EKS supports IPv6 for pods running on Fargate. Pods running on Fargate do receive both IPv6 and IPv4 addresses from the VPC CIDR range. Fargate pods do not leverage egress-only IPv4 implementation. You will be limited by IPv4 limits if you are deploying Fargate pods. It is recommended to size your subnets for growth. You will not be able to create new Fargate Pods if the subnets don’t have available IPv4 addresses, irrespective of IPv6 availability.

AWS VPC CIDRs are from a public range

By default, VPC allocates IPv6 CIDR from the public GUA range. VPCs do not support assigning private IPv6 addresses from the Unique Local Address (ULA) range as defined by RFC 4193 (fd00::/8 or fc00::/8). This is true even when you would like to assign an IPv6 CIDR owned by you. In an IPv6 EKS cluster, nodes and pods receive public IPv6 addresses. EKS assigns IPv6 addresses to services based on Unique Local IPv6 Unicast Addresses (ULA). The ULA Service CIDR for an IPv6 cluster is automatically assigned during the cluster creation stage and cannot be modified, unlike IPv4.

Install AWS Load Balancer Controller

IPv6 is not supported with the in tree loadbalancer controller (upstream). You are required to use the latest version of the AWS Elastic Load Balancer Controller (ELB). The AWS load balancer controller manages Elastic Load Balancers for EKS. Application Load Balancer (ALB) and Network Load Balancer (NLB) in dual stack IP mode when you add an annotation service. To your service or ingress manifests, add beta.kubernetes.io/aws-load-balancer-ip-address-type: dualstack.

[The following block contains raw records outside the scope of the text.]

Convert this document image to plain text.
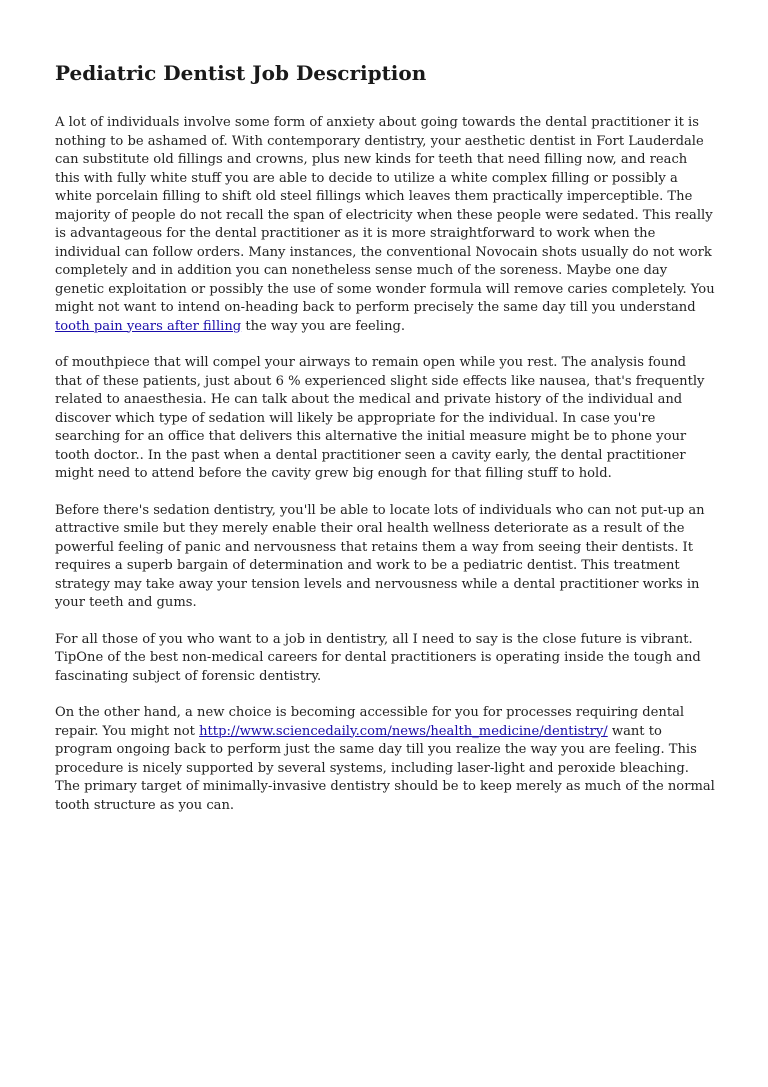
Pediatric Dentist Job Description

A lot of individuals involve some form of anxiety about going towards the dental practitioner it is nothing to be ashamed of. With contemporary dentistry, your aesthetic dentist in Fort Lauderdale can substitute old fillings and crowns, plus new kinds for teeth that need filling now, and reach this with fully white stuff you are able to decide to utilize a white complex filling or possibly a white porcelain filling to shift old steel fillings which leaves them practically imperceptible. The majority of people do not recall the span of electricity when these people were sedated. This really is advantageous for the dental practitioner as it is more straightforward to work when the individual can follow orders. Many instances, the conventional Novocain shots usually do not work completely and in addition you can nonetheless sense much of the soreness. Maybe one day genetic exploitation or possibly the use of some wonder formula will remove caries completely. You might not want to intend on-heading back to perform precisely the same day till you understand tooth pain years after filling the way you are feeling.

of mouthpiece that will compel your airways to remain open while you rest. The analysis found that of these patients, just about 6 % experienced slight side effects like nausea, that's frequently related to anaesthesia. He can talk about the medical and private history of the individual and discover which type of sedation will likely be appropriate for the individual. In case you're searching for an office that delivers this alternative the initial measure might be to phone your tooth doctor.. In the past when a dental practitioner seen a cavity early, the dental practitioner might need to attend before the cavity grew big enough for that filling stuff to hold.

Before there's sedation dentistry, you'll be able to locate lots of individuals who can not put-up an attractive smile but they merely enable their oral health wellness deteriorate as a result of the powerful feeling of panic and nervousness that retains them a way from seeing their dentists. It requires a superb bargain of determination and work to be a pediatric dentist. This treatment strategy may take away your tension levels and nervousness while a dental practitioner works in your teeth and gums.

For all those of you who want to a job in dentistry, all I need to say is the close future is vibrant. TipOne of the best non-medical careers for dental practitioners is operating inside the tough and fascinating subject of forensic dentistry.

On the other hand, a new choice is becoming accessible for you for processes requiring dental repair. You might not http://www.sciencedaily.com/news/health_medicine/dentistry/ want to program ongoing back to perform just the same day till you realize the way you are feeling. This procedure is nicely supported by several systems, including laser-light and peroxide bleaching. The primary target of minimally-invasive dentistry should be to keep merely as much of the normal tooth structure as you can.
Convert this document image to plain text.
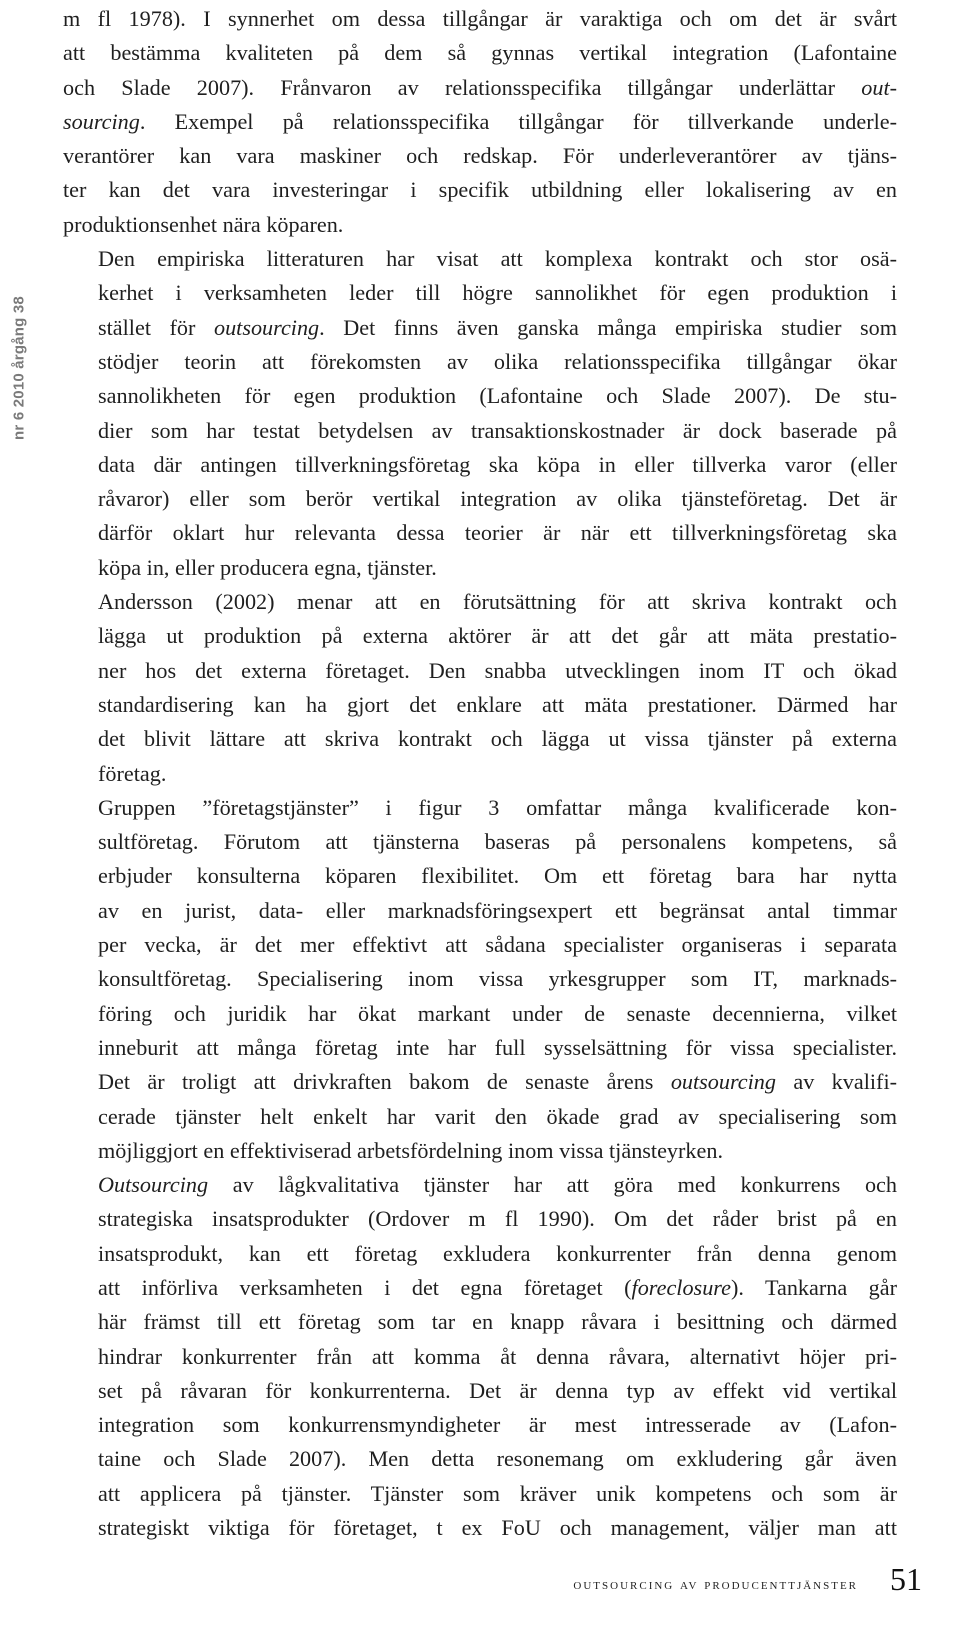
nr 6 2010 årgång 38

m fl 1978). I synnerhet om dessa tillgångar är varaktiga och om det är svårt
att bestämma kvaliteten på dem så gynnas vertikal integration (Lafontaine
och Slade 2007). Frånvaron av relationsspecifika tillgångar underlättar out-
sourcing. Exempel på relationsspecifika tillgångar för tillverkande underle-
verantörer kan vara maskiner och redskap. För underleverantörer av tjäns-
ter kan det vara investeringar i specifik utbildning eller lokalisering av en
produktionsenhet nära köparen.

Den empiriska litteraturen har visat att komplexa kontrakt och stor osä-
kerhet i verksamheten leder till högre sannolikhet för egen produktion i
stället för outsourcing. Det finns även ganska många empiriska studier som
stödjer teorin att förekomsten av olika relationsspecifika tillgångar ökar
sannolikheten för egen produktion (Lafontaine och Slade 2007). De stu-
dier som har testat betydelsen av transaktionskostnader är dock baserade på
data där antingen tillverkningsföretag ska köpa in eller tillverka varor (eller
råvaror) eller som berör vertikal integration av olika tjänsteföretag. Det är
därför oklart hur relevanta dessa teorier är när ett tillverkningsföretag ska
köpa in, eller producera egna, tjänster.

Andersson (2002) menar att en förutsättning för att skriva kontrakt och
lägga ut produktion på externa aktörer är att det går att mäta prestatio-
ner hos det externa företaget. Den snabba utvecklingen inom IT och ökad
standardisering kan ha gjort det enklare att mäta prestationer. Därmed har
det blivit lättare att skriva kontrakt och lägga ut vissa tjänster på externa
företag.

Gruppen ”företagstjänster” i figur 3 omfattar många kvalificerade kon-
sultföretag. Förutom att tjänsterna baseras på personalens kompetens, så
erbjuder konsulterna köparen flexibilitet. Om ett företag bara har nytta
av en jurist, data- eller marknadsföringsexpert ett begränsat antal timmar
per vecka, är det mer effektivt att sådana specialister organiseras i separata
konsultföretag. Specialisering inom vissa yrkesgrupper som IT, marknads-
föring och juridik har ökat markant under de senaste decennierna, vilket
inneburit att många företag inte har full sysselsättning för vissa specialister.
Det är troligt att drivkraften bakom de senaste årens outsourcing av kvalifi-
cerade tjänster helt enkelt har varit den ökade grad av specialisering som
möjliggjort en effektiviserad arbetsfördelning inom vissa tjänsteyrken.

Outsourcing av lågkvalitativa tjänster har att göra med konkurrens och
strategiska insatsprodukter (Ordover m fl 1990). Om det råder brist på en
insatsprodukt, kan ett företag exkludera konkurrenter från denna genom
att införliva verksamheten i det egna företaget (foreclosure). Tankarna går
här främst till ett företag som tar en knapp råvara i besittning och därmed
hindrar konkurrenter från att komma åt denna råvara, alternativt höjer pri-
set på råvaran för konkurrenterna. Det är denna typ av effekt vid vertikal
integration som konkurrensmyndigheter är mest intresserade av (Lafon-
taine och Slade 2007). Men detta resonemang om exkludering går även
att applicera på tjänster. Tjänster som kräver unik kompetens och som är
strategiskt viktiga för företaget, t ex FoU och management, väljer man att

outsourcing av producenttjänster 51
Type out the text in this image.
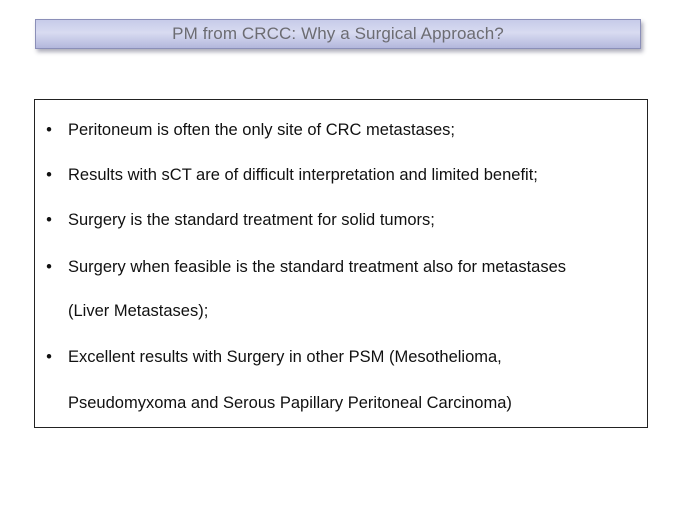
PM from CRCC: Why a Surgical Approach?
• Peritoneum is often the only site of CRC metastases;
• Results with sCT are of difficult interpretation and limited benefit;
• Surgery is the standard treatment for solid tumors;
• Surgery when feasible is the standard treatment also for metastases
(Liver Metastases);
• Excellent results with Surgery in other PSM (Mesothelioma,
Pseudomyxoma and Serous Papillary Peritoneal Carcinoma)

AWS Network Load Balancer does not support dual-stack UDP protocol address types. If you have strong requirements for low-latency, real-time streaming, online gaming, and IoT, we recommend running IPv4 clusters. To learn more about managing health checks for UDP services, please refer to "How to route UDP traffic into Kubernetes".

Use Instance Targets for Load Balancers in IPv6 Clusters

Please make sure you change the instance type for any load balancers before migrating to IPv6. You will lose the source IP when you use NLB in an instance mode. You will not be able to use NLB instance target type mode if you have a strict requirement to capture incoming source IP for any audit or security reasons. Learn more about (IPv6 and Load Balancers)[https://docs.aws.amazon.com/whitepapers/latest/ipv6-on-aws/scaling-the-dual-stack-network-design-in-aws.html].

Identify Dependencies on IMDSv2

EKS in IPv6 mode does not support IMDSv2 endpoints yet. Please open a support ticket if IMDSv2 is a blocker for you to migrate to IPv6.